Mehta and Josephs (2010) demonstrated that cortisol can completely override testosterone's effect on dominance behavior, making single-hormone explanations unreliable.

What does the video say about eisenegger et al. (2011) found?

Eisenegger et al. (2011) found that the popular image of testosterone as an aggression and dominance hormone is consistently stronger than what controlled studies actually show.

What does the video say about clinically, hypogonadism requires two morning serum testosterone draws below 300?

Clinically, hypogonadism requires two morning serum testosterone draws below 300 ng/dL plus symptoms like fatigue, low libido, and mood changes, not personality or behavioral assessment.

What does the video say about testosterone levels fluctuate significantly based on sleep, stress, time of?

Testosterone levels fluctuate significantly based on sleep, stress, time of day, and recent illness, which makes any behavioral snapshot an unreliable proxy for actual hormone status.

Sources & references

Citations extracted from our medical team's review. Click any citation to search PubMed.

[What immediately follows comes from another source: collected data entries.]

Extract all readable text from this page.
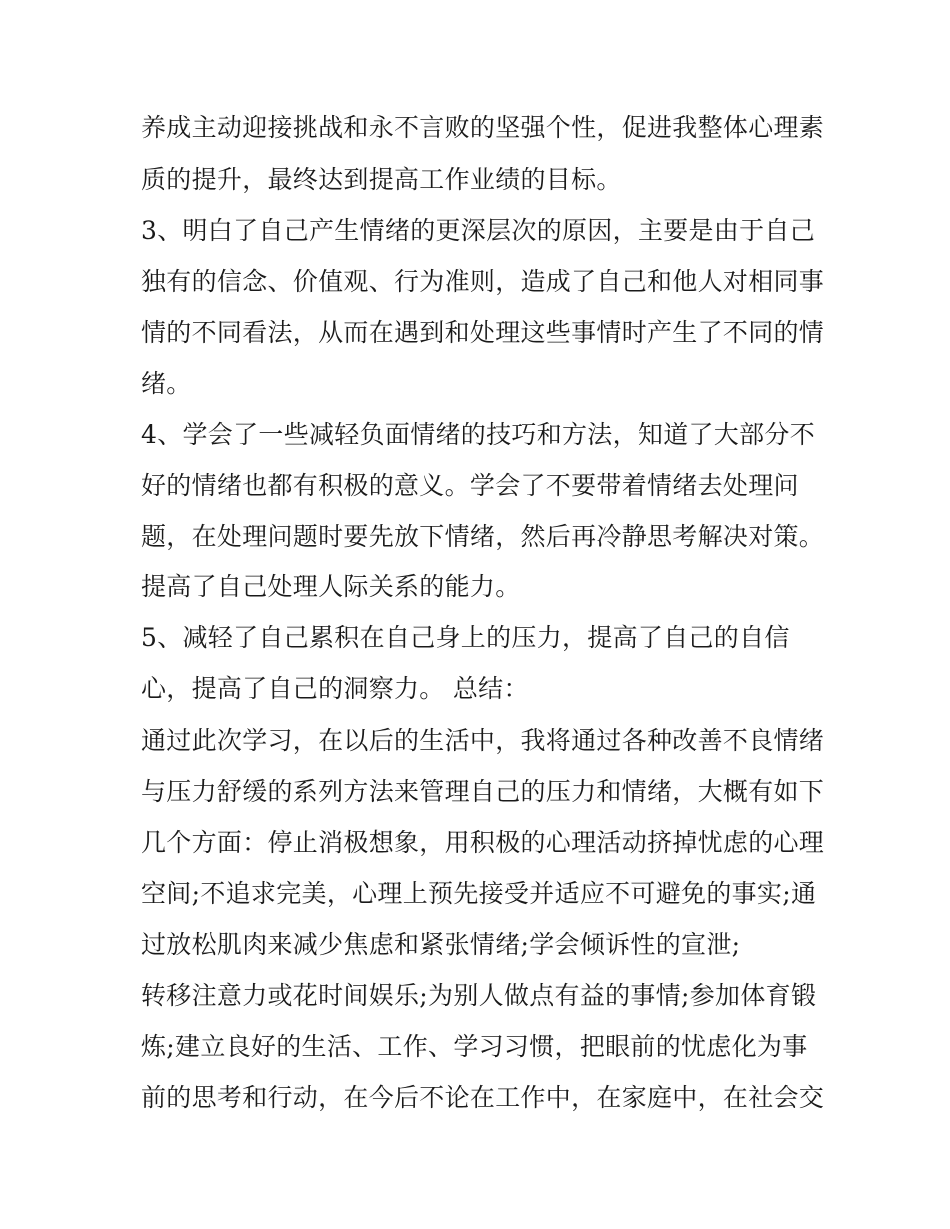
养成主动迎接挑战和永不言败的坚强个性，促进我整体心理素
质的提升，最终达到提高工作业绩的目标。
3、明白了自己产生情绪的更深层次的原因，主要是由于自己
独有的信念、价值观、行为准则，造成了自己和他人对相同事
情的不同看法，从而在遇到和处理这些事情时产生了不同的情
绪。
4、学会了一些减轻负面情绪的技巧和方法，知道了大部分不
好的情绪也都有积极的意义。学会了不要带着情绪去处理问
题，在处理问题时要先放下情绪，然后再冷静思考解决对策。
提高了自己处理人际关系的能力。
5、减轻了自己累积在自己身上的压力，提高了自己的自信
心，提高了自己的洞察力。 总结：
通过此次学习，在以后的生活中，我将通过各种改善不良情绪
与压力舒缓的系列方法来管理自己的压力和情绪，大概有如下
几个方面：停止消极想象，用积极的心理活动挤掉忧虑的心理
空间;不追求完美，心理上预先接受并适应不可避免的事实;通
过放松肌肉来减少焦虑和紧张情绪;学会倾诉性的宣泄;
转移注意力或花时间娱乐;为别人做点有益的事情;参加体育锻
炼;建立良好的生活、工作、学习习惯，把眼前的忧虑化为事
前的思考和行动，在今后不论在工作中，在家庭中，在社会交
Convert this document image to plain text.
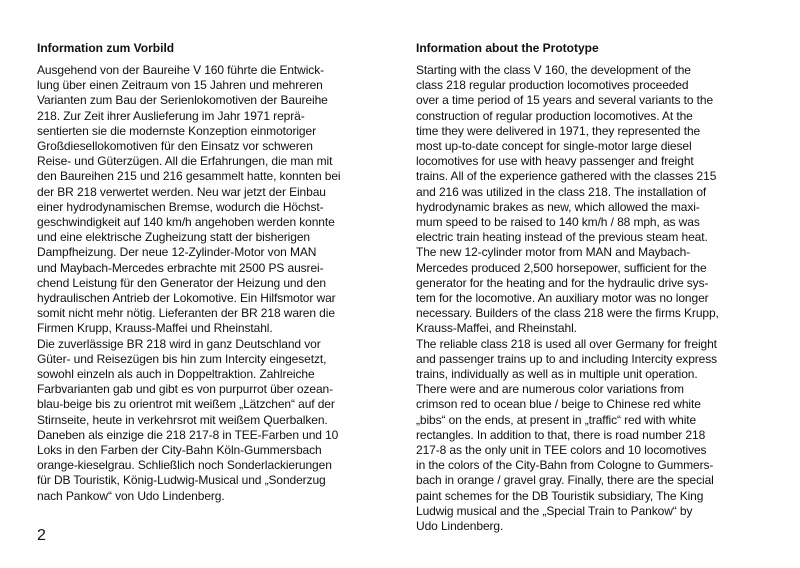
Information zum Vorbild
Ausgehend von der Baureihe V 160 führte die Entwick-
lung über einen Zeitraum von 15 Jahren und mehreren
Varianten zum Bau der Serienlokomotiven der Baureihe
218. Zur Zeit ihrer Auslieferung im Jahr 1971 reprä-
sentierten sie die modernste Konzeption einmotoriger
Großdiesellokomotiven für den Einsatz vor schweren
Reise- und Güterzügen. All die Erfahrungen, die man mit
den Baureihen 215 und 216 gesammelt hatte, konnten bei
der BR 218 verwertet werden. Neu war jetzt der Einbau
einer hydrodynamischen Bremse, wodurch die Höchst-
geschwindigkeit auf 140 km/h angehoben werden konnte
und eine elektrische Zugheizung statt der bisherigen
Dampfheizung. Der neue 12-Zylinder-Motor von MAN
und Maybach-Mercedes erbrachte mit 2500 PS ausrei-
chend Leistung für den Generator der Heizung und den
hydraulischen Antrieb der Lokomotive. Ein Hilfsmotor war
somit nicht mehr nötig. Lieferanten der BR 218 waren die
Firmen Krupp, Krauss-Maffei und Rheinstahl.
Die zuverlässige BR 218 wird in ganz Deutschland vor
Güter- und Reisezügen bis hin zum Intercity eingesetzt,
sowohl einzeln als auch in Doppeltraktion. Zahlreiche
Farbvarianten gab und gibt es von purpurrot über ozean-
blau-beige bis zu orientrot mit weißem „Lätzchen“ auf der
Stirnseite, heute in verkehrsrot mit weißem Querbalken.
Daneben als einzige die 218 217-8 in TEE-Farben und 10
Loks in den Farben der City-Bahn Köln-Gummersbach
orange-kieselgrau. Schließlich noch Sonderlackierungen
für DB Touristik, König-Ludwig-Musical und „Sonderzug
nach Pankow“ von Udo Lindenberg.
Information about the Prototype
Starting with the class V 160, the development of the
class 218 regular production locomotives proceeded
over a time period of 15 years and several variants to the
construction of regular production locomotives. At the
time they were delivered in 1971, they represented the
most up-to-date concept for single-motor large diesel
locomotives for use with heavy passenger and freight
trains. All of the experience gathered with the classes 215
and 216 was utilized in the class 218. The installation of
hydrodynamic brakes as new, which allowed the maxi-
mum speed to be raised to 140 km/h / 88 mph, as was
electric train heating instead of the previous steam heat.
The new 12-cylinder motor from MAN and Maybach-
Mercedes produced 2,500 horsepower, sufficient for the
generator for the heating and for the hydraulic drive sys-
tem for the locomotive. An auxiliary motor was no longer
necessary. Builders of the class 218 were the firms Krupp,
Krauss-Maffei, and Rheinstahl.
The reliable class 218 is used all over Germany for freight
and passenger trains up to and including Intercity express
trains, individually as well as in multiple unit operation.
There were and are numerous color variations from
crimson red to ocean blue / beige to Chinese red white
„bibs“ on the ends, at present in „traffic“ red with white
rectangles. In addition to that, there is road number 218
217-8 as the only unit in TEE colors and 10 locomotives
in the colors of the City-Bahn from Cologne to Gummers-
bach in orange / gravel gray. Finally, there are the special
paint schemes for the DB Touristik subsidiary, The King
Ludwig musical and the „Special Train to Pankow“ by
Udo Lindenberg.
2
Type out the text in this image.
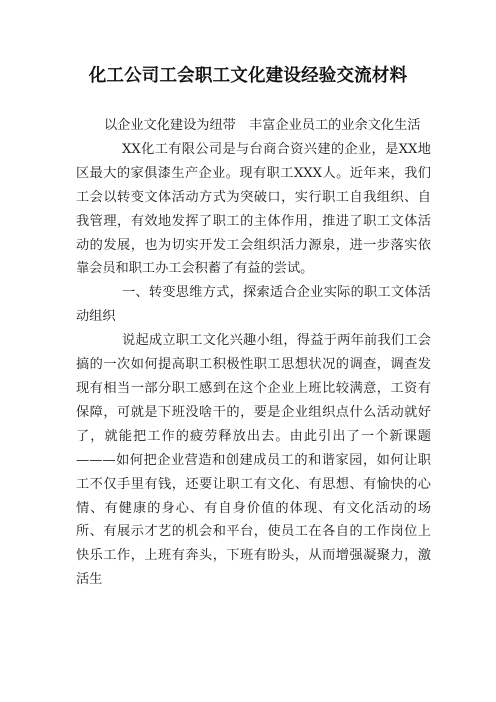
化工公司工会职工文化建设经验交流材料

以企业文化建设为纽带　丰富企业员工的业余文化生活

XX化工有限公司是与台商合资兴建的企业，是XX地区最大的家俱漆生产企业。现有职工XXX人。近年来，我们工会以转变文体活动方式为突破口，实行职工自我组织、自我管理，有效地发挥了职工的主体作用，推进了职工文体活动的发展，也为切实开发工会组织活力源泉，进一步落实依靠会员和职工办工会积蓄了有益的尝试。

一、转变思维方式，探索适合企业实际的职工文体活动组织

说起成立职工文化兴趣小组，得益于两年前我们工会搞的一次如何提高职工积极性职工思想状况的调查，调查发现有相当一部分职工感到在这个企业上班比较满意，工资有保障，可就是下班没啥干的，要是企业组织点什么活动就好了，就能把工作的疲劳释放出去。由此引出了一个新课题———如何把企业营造和创建成员工的和谐家园，如何让职工不仅手里有钱，还要让职工有文化、有思想、有愉快的心情、有健康的身心、有自身价值的体现、有文化活动的场所、有展示才艺的机会和平台，使员工在各自的工作岗位上快乐工作，上班有奔头，下班有盼头，从而增强凝聚力，激活生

Educational use only. This fact-check is editorial content for general information. Nothing here is medical advice. Talk to a licensed provider about your specific situation before starting, stopping, or changing any supplement, peptide, or medication regimen.

Not medical advice. This video was made by Jakerix, not by FormBlends. Our write-up above is an editorial review, not a medical recommendation. Talk to your doctor before making any decisions about medications or treatments.